Sunday, December 16, 2012

2013: Expecting God's reward

Two weeks to go and we'll finally say "goodbye" to 2012 and "hello" to 2013. And I thank the Lord for the a wonderful 2012 I am having. I'd say that this year had been a great transition to my being intimate with God. This has been the fulfillment of those I longed for in 2011. 

Ministry
  By God's grace I was able to join Epraise last year and this year was a fulfillment of my prayers. I only longed to sing in a wake but God made me sing in the overflow during Sunday morning services and sing for special church celebrations. It's indeed a blessing and honor to serve God as in return I gained more friends, free GLC 2 sessions (hope to still enroll next year) and grew closer and got more intimate with Him.

Care group
   Indeed, God uses even bad situations for His glory. After a bad call I had, I met a fellow believer in the locker room and chat a bit. That's when we first thought of meeting with another believer and talk about God and study His word. By God's grace, the group grew from three members to six. God willing, will continue to meet despite our different schedules til God's coming (yeah! amen!). through our care group, I learned more about Him, His love, accountability meant on a body system perspective and gained more friends. 

Baptism
  Yes Lord! Finally, I was baptized last Nov 25 during B1G 8 Singles Retreat. It was a prayerful journey. After my baptism class last year, it had been my desire to publicly declare that I am God's and Jesus Christ follower. God indeed made a way for me (will post in the future). God, I AM is yours!

Relationship
   I thank God that the church I go to is very intentional in teaching God's word especially in developing intimate relationship with God. Through this year's series, I learned a lot about my faith and relationship with God. I guess this is what true love really meant. Every day is a day of blessing and struggle (to stand up for Jesus's teachings). And each day, by God's grace, I am triumphant through Jesus Christ who overcame the world. God has always been gracious in allowing me to experience how it's like to have a husband through Him. (Never felt sooo "kilig" than His moves on me.)

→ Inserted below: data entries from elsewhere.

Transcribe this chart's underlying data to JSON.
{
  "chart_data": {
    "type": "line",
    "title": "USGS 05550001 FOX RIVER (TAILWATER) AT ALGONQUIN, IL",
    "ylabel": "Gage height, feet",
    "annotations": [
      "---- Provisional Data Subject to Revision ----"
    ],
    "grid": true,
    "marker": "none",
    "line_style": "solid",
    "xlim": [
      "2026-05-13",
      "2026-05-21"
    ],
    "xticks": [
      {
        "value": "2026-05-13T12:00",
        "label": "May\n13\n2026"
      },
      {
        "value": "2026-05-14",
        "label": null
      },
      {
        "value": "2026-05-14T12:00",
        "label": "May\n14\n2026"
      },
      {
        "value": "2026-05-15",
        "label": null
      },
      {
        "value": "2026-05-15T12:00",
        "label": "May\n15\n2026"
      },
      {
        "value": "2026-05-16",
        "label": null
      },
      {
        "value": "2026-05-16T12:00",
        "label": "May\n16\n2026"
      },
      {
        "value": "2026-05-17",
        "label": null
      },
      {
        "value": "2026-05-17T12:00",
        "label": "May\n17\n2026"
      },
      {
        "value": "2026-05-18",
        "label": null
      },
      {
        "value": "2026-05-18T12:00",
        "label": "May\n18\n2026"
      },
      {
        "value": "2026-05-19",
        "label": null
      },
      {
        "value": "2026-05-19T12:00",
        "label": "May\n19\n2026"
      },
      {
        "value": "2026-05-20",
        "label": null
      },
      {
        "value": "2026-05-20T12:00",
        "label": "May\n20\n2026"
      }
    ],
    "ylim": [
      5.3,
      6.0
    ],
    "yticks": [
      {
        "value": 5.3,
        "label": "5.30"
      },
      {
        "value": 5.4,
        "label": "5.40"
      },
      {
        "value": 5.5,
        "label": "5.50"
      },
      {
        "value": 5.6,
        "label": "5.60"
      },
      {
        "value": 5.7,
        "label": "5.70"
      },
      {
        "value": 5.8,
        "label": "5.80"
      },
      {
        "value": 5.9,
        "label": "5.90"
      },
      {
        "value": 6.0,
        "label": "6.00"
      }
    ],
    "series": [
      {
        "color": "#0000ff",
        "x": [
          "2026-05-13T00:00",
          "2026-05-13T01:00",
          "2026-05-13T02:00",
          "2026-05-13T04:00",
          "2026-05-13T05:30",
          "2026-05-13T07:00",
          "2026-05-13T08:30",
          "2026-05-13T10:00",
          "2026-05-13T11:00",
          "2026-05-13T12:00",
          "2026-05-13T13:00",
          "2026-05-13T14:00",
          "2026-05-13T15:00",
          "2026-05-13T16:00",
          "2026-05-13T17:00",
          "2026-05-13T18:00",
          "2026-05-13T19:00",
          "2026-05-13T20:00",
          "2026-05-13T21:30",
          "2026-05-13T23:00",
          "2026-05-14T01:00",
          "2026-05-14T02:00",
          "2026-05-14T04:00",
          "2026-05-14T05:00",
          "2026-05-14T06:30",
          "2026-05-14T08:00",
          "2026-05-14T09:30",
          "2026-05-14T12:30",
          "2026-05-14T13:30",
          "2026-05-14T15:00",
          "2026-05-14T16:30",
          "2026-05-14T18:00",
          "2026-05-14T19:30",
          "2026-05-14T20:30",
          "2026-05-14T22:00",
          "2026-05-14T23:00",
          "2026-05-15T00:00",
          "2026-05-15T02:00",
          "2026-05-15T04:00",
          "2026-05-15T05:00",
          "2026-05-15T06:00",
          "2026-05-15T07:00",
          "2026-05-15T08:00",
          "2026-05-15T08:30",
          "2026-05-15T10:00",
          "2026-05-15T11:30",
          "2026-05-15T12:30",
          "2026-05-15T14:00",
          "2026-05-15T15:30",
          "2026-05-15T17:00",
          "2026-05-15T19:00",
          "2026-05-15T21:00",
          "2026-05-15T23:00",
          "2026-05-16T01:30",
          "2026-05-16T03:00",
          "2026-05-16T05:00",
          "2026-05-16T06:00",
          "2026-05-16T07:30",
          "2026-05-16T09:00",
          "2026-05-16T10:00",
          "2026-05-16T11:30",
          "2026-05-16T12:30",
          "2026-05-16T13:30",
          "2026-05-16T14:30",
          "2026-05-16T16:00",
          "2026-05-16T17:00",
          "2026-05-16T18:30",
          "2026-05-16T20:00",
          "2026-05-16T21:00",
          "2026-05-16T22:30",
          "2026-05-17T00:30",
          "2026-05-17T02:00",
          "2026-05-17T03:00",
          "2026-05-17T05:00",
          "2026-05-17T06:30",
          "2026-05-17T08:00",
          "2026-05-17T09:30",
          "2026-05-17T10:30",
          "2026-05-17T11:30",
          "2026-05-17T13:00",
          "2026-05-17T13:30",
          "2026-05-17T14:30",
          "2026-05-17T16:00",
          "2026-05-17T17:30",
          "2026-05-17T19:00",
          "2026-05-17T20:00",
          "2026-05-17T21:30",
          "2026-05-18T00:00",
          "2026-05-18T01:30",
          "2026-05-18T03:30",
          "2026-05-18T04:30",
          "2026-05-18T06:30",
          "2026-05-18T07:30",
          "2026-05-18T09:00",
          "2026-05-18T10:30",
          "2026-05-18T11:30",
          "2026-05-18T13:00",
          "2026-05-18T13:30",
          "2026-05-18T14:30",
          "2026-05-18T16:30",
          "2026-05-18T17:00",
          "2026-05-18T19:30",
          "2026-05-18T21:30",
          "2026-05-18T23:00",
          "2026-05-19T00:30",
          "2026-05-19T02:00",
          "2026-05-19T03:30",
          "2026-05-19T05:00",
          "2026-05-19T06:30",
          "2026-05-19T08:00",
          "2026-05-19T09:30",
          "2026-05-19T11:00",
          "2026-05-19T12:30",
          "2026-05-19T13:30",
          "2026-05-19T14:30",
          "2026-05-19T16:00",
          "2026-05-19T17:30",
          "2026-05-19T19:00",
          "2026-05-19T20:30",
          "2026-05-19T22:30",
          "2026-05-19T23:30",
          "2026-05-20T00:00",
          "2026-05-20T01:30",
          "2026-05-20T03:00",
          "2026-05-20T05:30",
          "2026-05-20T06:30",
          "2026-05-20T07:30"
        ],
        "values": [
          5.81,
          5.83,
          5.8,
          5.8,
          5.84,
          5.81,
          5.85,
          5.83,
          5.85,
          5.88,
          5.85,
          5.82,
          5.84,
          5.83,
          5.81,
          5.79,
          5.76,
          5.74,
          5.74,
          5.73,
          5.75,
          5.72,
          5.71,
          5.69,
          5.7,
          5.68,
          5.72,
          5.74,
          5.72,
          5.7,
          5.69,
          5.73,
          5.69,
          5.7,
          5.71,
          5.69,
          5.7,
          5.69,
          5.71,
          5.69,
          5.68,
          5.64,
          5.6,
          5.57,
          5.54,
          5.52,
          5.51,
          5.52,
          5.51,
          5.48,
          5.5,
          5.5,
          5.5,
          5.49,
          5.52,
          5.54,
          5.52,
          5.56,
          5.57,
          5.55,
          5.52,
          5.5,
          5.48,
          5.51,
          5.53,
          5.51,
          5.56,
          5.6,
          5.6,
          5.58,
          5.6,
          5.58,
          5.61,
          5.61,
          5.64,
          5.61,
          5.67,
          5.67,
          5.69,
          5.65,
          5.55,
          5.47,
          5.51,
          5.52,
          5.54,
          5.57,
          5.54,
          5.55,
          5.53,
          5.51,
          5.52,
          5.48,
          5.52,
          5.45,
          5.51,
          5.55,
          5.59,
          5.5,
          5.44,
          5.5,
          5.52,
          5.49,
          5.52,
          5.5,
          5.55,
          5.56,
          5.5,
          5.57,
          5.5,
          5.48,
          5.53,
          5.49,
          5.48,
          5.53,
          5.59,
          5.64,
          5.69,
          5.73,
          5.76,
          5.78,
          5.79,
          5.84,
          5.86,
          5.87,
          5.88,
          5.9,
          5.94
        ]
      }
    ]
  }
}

I confess, my 2012 with God had not been easy. There were really tough times. Struggles. Pruning. Crying. Wrestling. There would be times that I can't help but cry while saying "Lord, ang hirap naman magpaka-kristyano!"  And this year I learned three things: (1) Ask God to reveal Himself to you and you will know Him as you never did before (2) Trust in God's word and promises (3) Complete obedience. 

My prayer is that for the year to come, God will continue to reveal Himself to me and be with me as I run the race until I see Him face to face. May He continue to graciously give me wisdom to discern His will; teachable, humble and courageous heart; utmost desire to follow and obey His Word and be used in full for His glory. And each day that I encounter difficulty, I pray that He remind me that this is part of his wonderful plan for me to prosper and that the more difficult things get, the greater the reward for His glory. It had been my utmost desire to be married to a godly man, if He wills it (though I know in my heart it will happen), but until He says so, I would like to learn how to fall in love with Him deeply. In Jesus' name, my savior, I ask.